The heart of the matter here is that what has happened in Egypt desperately needs to happen here in the US. If it does not then we will have only ourselves to blame, and we will get whatever kind of tyrannical government we deserve. But I do not believe that the American people will continue to put up with this situation any longer. In fact, I am convinced it is a certainty that the American people, if confronted by the continuing class war that I wrote about earlier, will ultimately rebel, forcing the current government from power, and installing a new one in its place by popular vote just like what happened in Tunisia and Egypt. That rebellion has already started with the Occupy Movement and the 99% Movement, and I have no doubt that these movements will continue to grow as time goes on. I participated in Occupy DC when it started in early October, and I must tell you that it felt really good to be a part of this historic and significant movement of the people. I would urge everyone who reads this to get involved in some way in this noble undertaking. If you can't physically be at the protest, organize one in your local area instead. Use the social media to promote it. Or to be a donor to existing Occupy Movements near you, simply search for them on the Web.

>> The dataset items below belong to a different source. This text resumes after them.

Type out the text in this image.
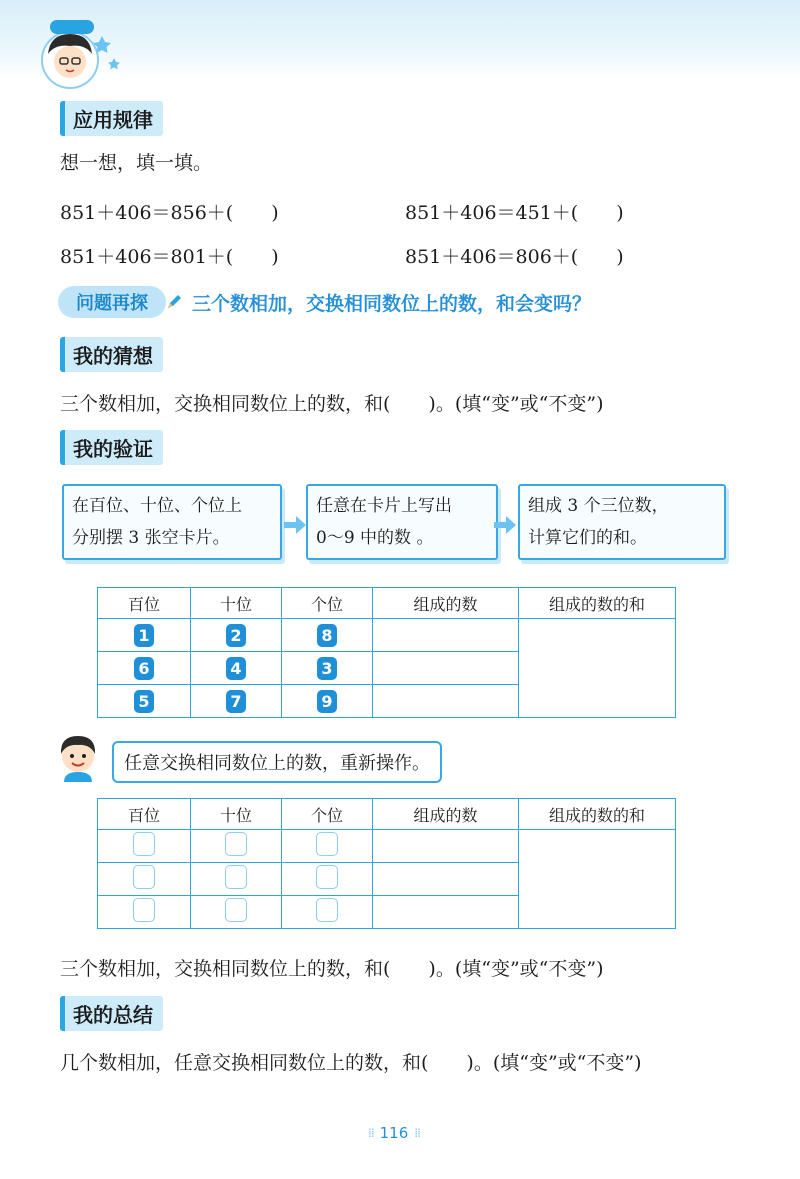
应用规律
想一想，填一填。
851＋406＝856＋(　　)	851＋406＝451＋(　　)
851＋406＝801＋(　　)	851＋406＝806＋(　　)
问题再探	三个数相加，交换相同数位上的数，和会变吗？
我的猜想
三个数相加，交换相同数位上的数，和(　　)。(填“变”或“不变”)
我的验证
在百位、十位、个位上
分别摆 3 张空卡片。
任意在卡片上写出
0～9 中的数 。
组成 3 个三位数，
计算它们的和。
百位	十位	个位	组成的数	组成的数的和
1	2	8		
6	4	3		
5	7	9		
任意交换相同数位上的数，重新操作。
百位	十位	个位	组成的数	组成的数的和

三个数相加，交换相同数位上的数，和(　　)。(填“变”或“不变”)
我的总结
几个数相加，任意交换相同数位上的数，和(　　)。(填“变”或“不变”)
⁞⁞ 116 ⁞⁞
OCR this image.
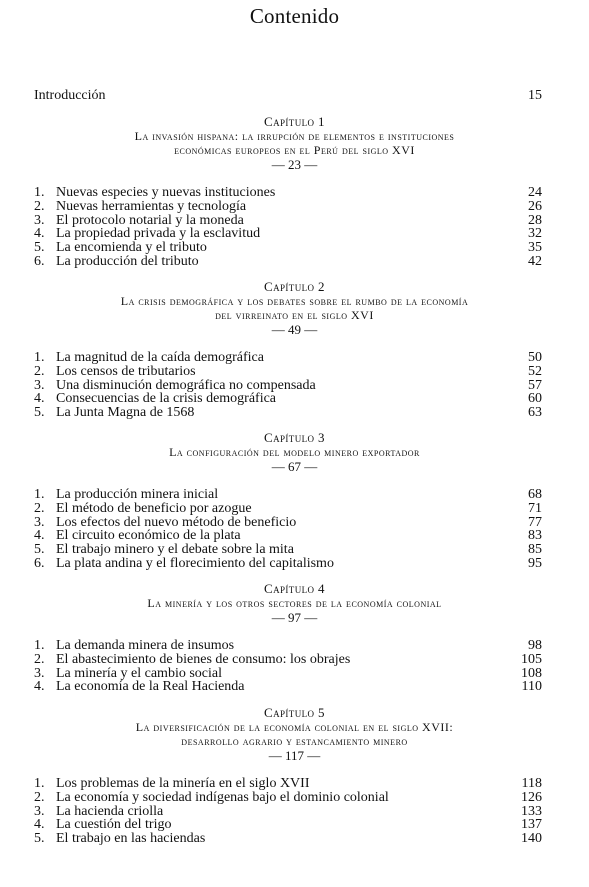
Contenido
Introducción	15
Capítulo 1
La invasión hispana: la irrupción de elementos e instituciones
económicas europeos en el Perú del siglo XVI
— 23 —
1. Nuevas especies y nuevas instituciones	24
2. Nuevas herramientas y tecnología	26
3. El protocolo notarial y la moneda	28
4. La propiedad privada y la esclavitud	32
5. La encomienda y el tributo	35
6. La producción del tributo	42
Capítulo 2
La crisis demográfica y los debates sobre el rumbo de la economía
del virreinato en el siglo XVI
— 49 —
1. La magnitud de la caída demográfica	50
2. Los censos de tributarios	52
3. Una disminución demográfica no compensada	57
4. Consecuencias de la crisis demográfica	60
5. La Junta Magna de 1568	63
Capítulo 3
La configuración del modelo minero exportador
— 67 —
1. La producción minera inicial	68
2. El método de beneficio por azogue	71
3. Los efectos del nuevo método de beneficio	77
4. El circuito económico de la plata	83
5. El trabajo minero y el debate sobre la mita	85
6. La plata andina y el florecimiento del capitalismo	95
Capítulo 4
La minería y los otros sectores de la economía colonial
— 97 —
1. La demanda minera de insumos	98
2. El abastecimiento de bienes de consumo: los obrajes	105
3. La minería y el cambio social	108
4. La economía de la Real Hacienda	110
Capítulo 5
La diversificación de la economía colonial en el siglo XVII:
desarrollo agrario y estancamiento minero
— 117 —
1. Los problemas de la minería en el siglo XVII	118
2. La economía y sociedad indígenas bajo el dominio colonial	126
3. La hacienda criolla	133
4. La cuestión del trigo	137
5. El trabajo en las haciendas	140
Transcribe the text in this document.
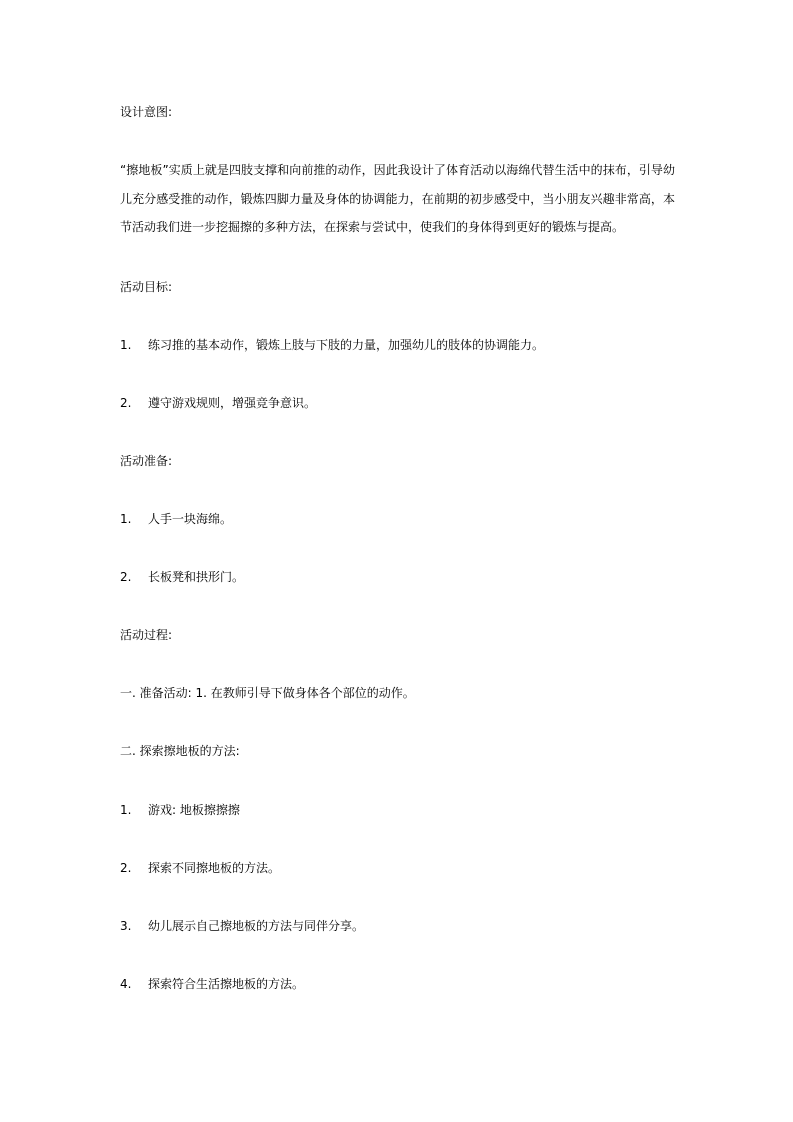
设计意图:
“擦地板”实质上就是四肢支撑和向前推的动作，因此我设计了体育活动以海绵代替生活中的抹布，引导幼儿充分感受推的动作，锻炼四脚力量及身体的协调能力，在前期的初步感受中，当小朋友兴趣非常高，本节活动我们进一步挖掘擦的多种方法，在探索与尝试中，使我们的身体得到更好的锻炼与提高。
活动目标:
1. 练习推的基本动作，锻炼上肢与下肢的力量，加强幼儿的肢体的协调能力。
2. 遵守游戏规则，增强竞争意识。
活动准备:
1. 人手一块海绵。
2. 长板凳和拱形门。
活动过程:
一. 准备活动: 1. 在教师引导下做身体各个部位的动作。
二. 探索擦地板的方法:
1. 游戏: 地板擦擦擦
2. 探索不同擦地板的方法。
3. 幼儿展示自己擦地板的方法与同伴分享。
4. 探索符合生活擦地板的方法。
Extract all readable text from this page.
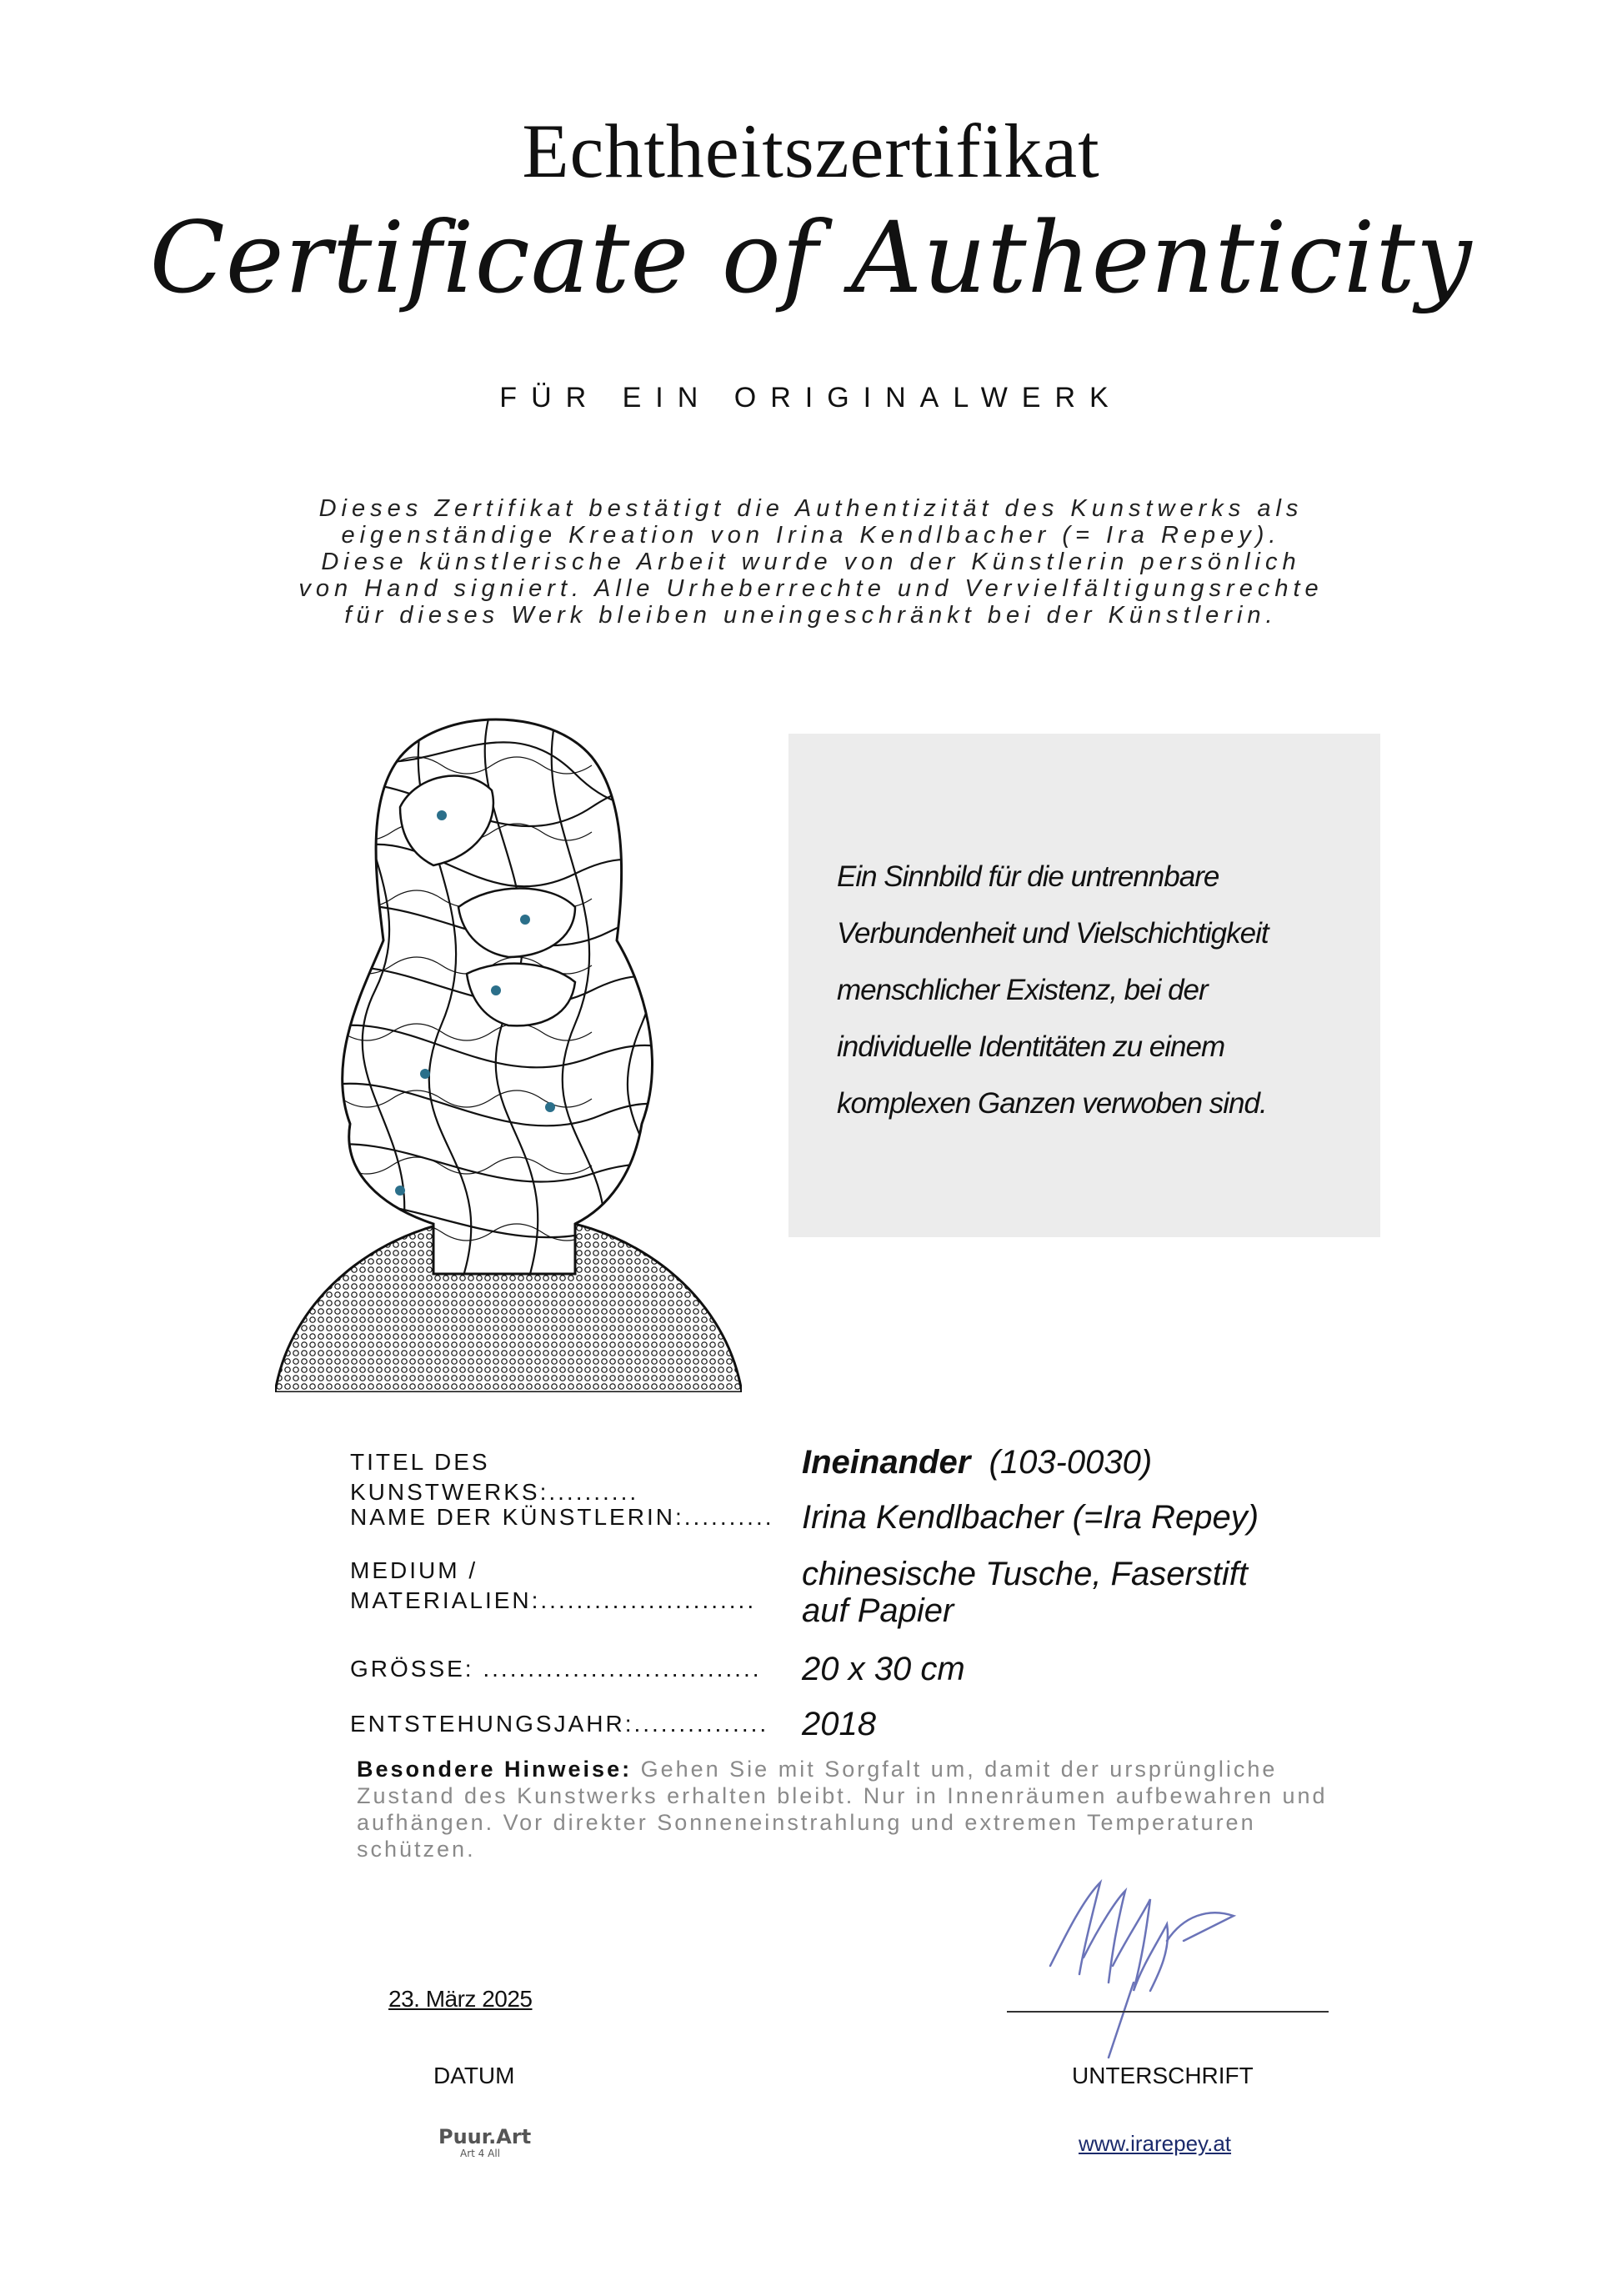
Echtheitszertifikat
Certificate of Authenticity
FÜR EIN ORIGINALWERK
Dieses Zertifikat bestätigt die Authentizität des Kunstwerks als
eigenständige Kreation von Irina Kendlbacher (= Ira Repey).
Diese künstlerische Arbeit wurde von der Künstlerin persönlich
von Hand signiert. Alle Urheberrechte und Vervielfältigungsrechte
für dieses Werk bleiben uneingeschränkt bei der Künstlerin.
Ein Sinnbild für die untrennbare
Verbundenheit und Vielschichtigkeit
menschlicher Existenz, bei der
individuelle Identitäten zu einem
komplexen Ganzen verwoben sind.
TITEL DES KUNSTWERKS:..........
Ineinander (103-0030)
NAME DER KÜNSTLERIN:.......... Irina Kendlbacher (=Ira Repey)
MEDIUM /
MATERIALIEN:........................
chinesische Tusche, Faserstift
auf Papier
GRÖSSE: ...............................	20 x 30 cm
ENTSTEHUNGSJAHR:............... 2018
Besondere Hinweise: Gehen Sie mit Sorgfalt um, damit der ursprüngliche Zustand des Kunstwerks erhalten bleibt. Nur in Innenräumen aufbewahren und aufhängen. Vor direkter Sonneneinstrahlung und extremen Temperaturen schützen.
23. März 2025
DATUM	UNTERSCHRIFT
www.irarepey.at
Puur.Art
Art 4 All
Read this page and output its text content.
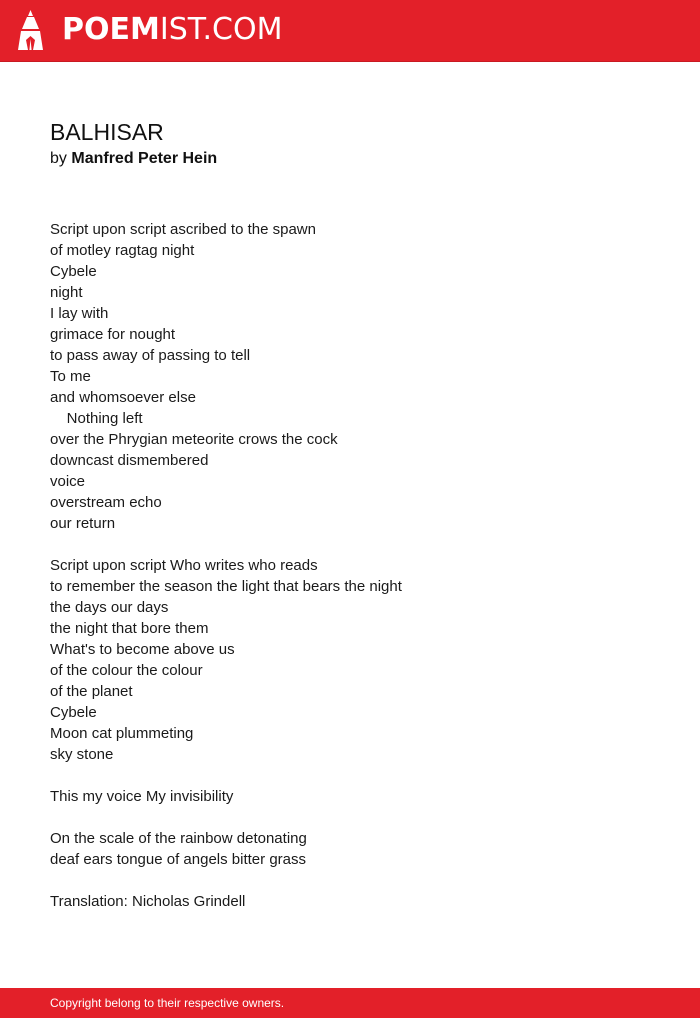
POEMIST.COM
BALHISAR
by Manfred Peter Hein
Script upon script ascribed to the spawn
of motley ragtag night
Cybele
night
I lay with
grimace for nought
to pass away of passing to tell
To me
and whomsoever else
Nothing left
over the Phrygian meteorite crows the cock
downcast dismembered
voice
overstream echo
our return
Script upon script Who writes who reads
to remember the season the light that bears the night
the days our days
the night that bore them
What's to become above us
of the colour the colour
of the planet
Cybele
Moon cat plummeting
sky stone
This my voice My invisibility
On the scale of the rainbow detonating
deaf ears tongue of angels bitter grass
Translation: Nicholas Grindell
Copyright belong to their respective owners.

Besides, the alternative is unthinkable. The alternative would be for the US to turn into a third world country. We are dangerously close to that point already. But we can still stop that from occurring and turn things around in our favor if we unite together for change, and a sea of voices rising up from a multitude of humanity can most certainly change things for the better. The momentum for this movement is already underway, so let's capitalize on that and really get things rolling. Besides, it's a good positive experience to be a part of a new 21st century civil rights movement such as this. Be sure and get started with this today, and for those who are already participating, keep up the good work!
Generic Other
(29,000 posts)Last edited Tue Jan 3, 2012, 11:36 PM - Edit history (1)
Can I quote some of them for a Youtube Video?
on edit:typos
paulbern77
(46 posts)I have no objection to the usage of my stats. Quoting an excerpt or two would be all right also. All I ask is to please be sure and mention where you got them plus the title of my book, "The Middle and Working Class Manifesto" (Amazon, Barnes and Noble, or www.2ndar.org). Thank you for your inquiry.